66 aylıkların okula başlamasıyla birlikte trafiğe çıkan öğrenci sayısı. paralelinde de araç sayısı arttı. Hal böyle olunca özellikle de büyük şehirlerde trafikte yaşanan keşmekeş daha da artırdı. 4+4+4 Eğitim modeliyle bu yıl okula başlama yaşı 6 ay öne çekildi. Yani 72 ay olan 1’inci sınıfa başlama yaşı 66 aya indirildi.
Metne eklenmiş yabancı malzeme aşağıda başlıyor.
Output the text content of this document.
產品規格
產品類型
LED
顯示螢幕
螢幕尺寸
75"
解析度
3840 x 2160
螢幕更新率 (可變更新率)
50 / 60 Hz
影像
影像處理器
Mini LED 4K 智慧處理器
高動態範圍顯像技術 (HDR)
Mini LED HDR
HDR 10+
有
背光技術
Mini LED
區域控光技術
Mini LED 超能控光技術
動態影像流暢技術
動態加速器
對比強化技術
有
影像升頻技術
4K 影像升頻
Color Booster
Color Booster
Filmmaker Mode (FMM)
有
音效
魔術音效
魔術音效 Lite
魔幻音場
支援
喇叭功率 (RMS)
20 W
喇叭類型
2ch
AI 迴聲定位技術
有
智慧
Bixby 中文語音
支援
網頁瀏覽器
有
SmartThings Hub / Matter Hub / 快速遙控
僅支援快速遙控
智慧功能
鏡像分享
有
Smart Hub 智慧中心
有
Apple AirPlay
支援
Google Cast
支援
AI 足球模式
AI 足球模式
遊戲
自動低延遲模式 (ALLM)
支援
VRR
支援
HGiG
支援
Yeni uygulamayla okullardaki öğrenci sayısında da artış yaşandı. Öyle ki sadece birinci sınıfa bu yıl 1 milyon 600 binin üzerinde öğrenci başladı. Bu sayı okullar kadar araç trafiğini de doğrudan etkiledi. Sıkışan trafiğin insan psikoloji üzerinde olumsuz etkilerinin olduğuna dikkat çeken uzmanlar, trafikte kalanın, çocuklar olması halinde sorunların daha da ciddi olabileceğini vurguluyor.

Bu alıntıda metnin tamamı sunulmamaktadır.